Victoria Coombe had reported the whole visit very accurately in the Tablet. But there was then what I call “the Elizabethan espionage story”.
There was a nasty leak in the Guardian, and that revealed the fact that we remained in touch with Rome during the process. That story was very overblown. Everyone is so jumpy: the Catholic Church pours confidentiality over everything like custard (a favourite phrase of mine). Whereas an Anglo-Catholic secret is something you tell to one person at a time, a Catholic secret, a pontifical secret, is a secret everybody knows except the Pope.
….
Our vision was that whole parishes would go over. And because the whole parish was going over then obviously the vicarage and the church hall and the church would sometimes go with them because otherwise they would be empty and unsupportable but in fact that’s not what is happening….

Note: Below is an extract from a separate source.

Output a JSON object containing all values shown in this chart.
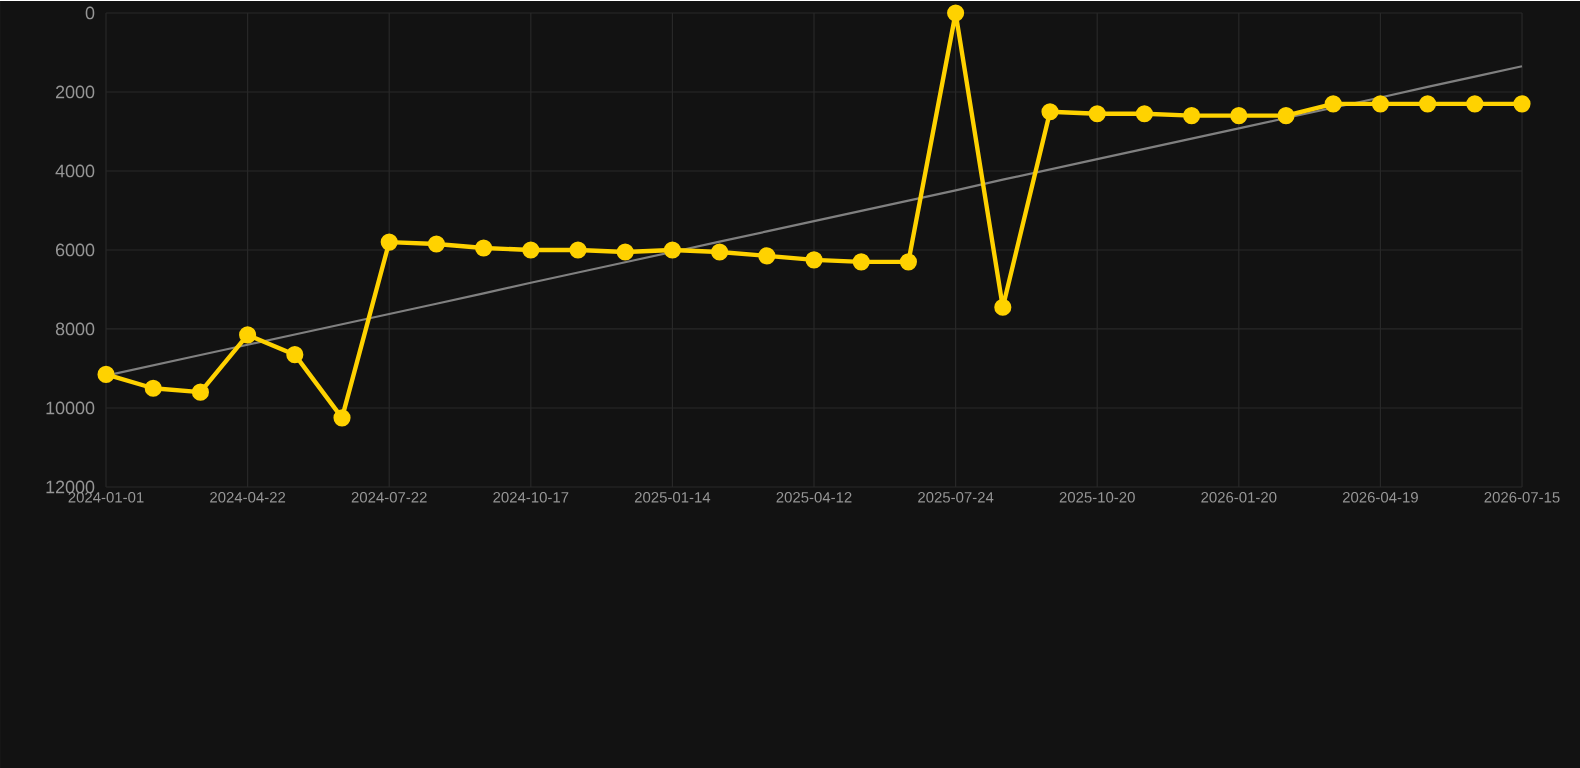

Read the whole thing here.
The optics aren’t good. Who paid for the driver, the chaplain, the little charabanc, the hotels, meals, and did the bishop use his own time for the trip to Rome? Or are those all perks of the office for which you do not need to account?
Check out the cover photo of the new online journal for the Ordinariate. The Tablet reports, “Substantial donations have been received in support of the new ordinariate for groups of Anglicans wishing to be received into the Catholic Church, with at least two donors – the St Barnabas Society and The Catholic League – pledging tens of thousand of pounds.”
Meanwhile, the pope is having trouble with his own right wing.
Last, but not least, everyone agrees the Ordinariate is trivial in size and significance. The ABC may be feeling like Brer Rabbit in his cozy briar patch just about now, glad to be free of Burnham et al.